To have x-intercepts you must have a function,
I bet your equation was
y = 2(x-3)^2 - 1 or f(x) = 2(x-3)^2 -1
then
y = 2(x^2 - 6x + 9) - 1
y = 2x^2 - 12x + 17 , your expansion was incorrect
so at the x-intercept, y = 0 and
2x^2 - 12x + 17 = 0
x = (12 ± √8)/4
= (12 ± 2√2)/4
x = (6+√2)/2 or x = (6 - √2)/2
thanks so much!
To find the x-intercepts of the quadratic equation 2x^2 + 17 = 0, you can use the quadratic formula. The quadratic formula is given by:
x = (-b ± √(b^2 - 4ac)) / (2a)
Comparing the given equation 2x^2 + 17 = 0 to the standard quadratic equation ax^2 + bx + c = 0, we see that a = 2, b = 0, and c = 17. Plugging these values into the quadratic formula, we get:
x = (0 ± √(0^2 - 4*2*17)) / (2*2)
x = ±√(-136) / 4
Since the expression inside the square root is negative, there are no real solutions to this quadratic equation. Therefore, there are no x-intercepts for the equation 2x^2 + 17 = 0.

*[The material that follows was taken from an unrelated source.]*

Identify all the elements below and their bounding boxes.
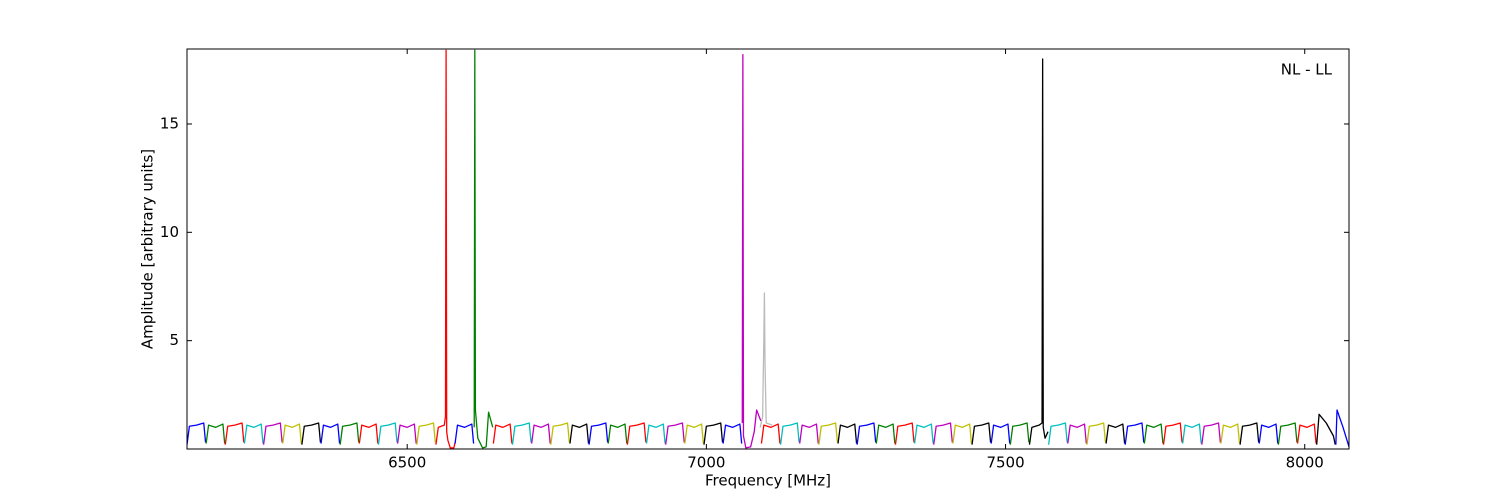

For the second equation, 2(x-3)^2 - 1, it is an equation of a parabola that has been shifted horizontally 3 units to the right and downward 1 unit.
By setting the equation equal to zero, we can find the x-intercepts. So, we have:
2(x-3)^2 - 1 = 0
Expanding the equation, we get:
2(x^2 - 6x + 9) - 1 = 0
2x^2 - 12x + 18 - 1 = 0
2x^2 - 12x + 17 = 0
Now, you can use the quadratic formula to find the x-intercepts. Comparing this equation to the standard form ax^2 + bx + c = 0, we have a = 2, b = -12, and c = 17.
Plugging these values into the quadratic formula:
x = (-(-12) ± √((-12)^2 - 4*2*17)) / (2*2)
x = (12 ± √(144 - 136)) / 4
x = (12 ± √8) / 4
Simplifying further:
x = (12 ± 2√2) / 4
x = 3 ± (1/√2)
Therefore, the x-intercepts of the equation 2(x-3)^2 - 1 are approximately 3 + (1/√2) and 3 - (1/√2).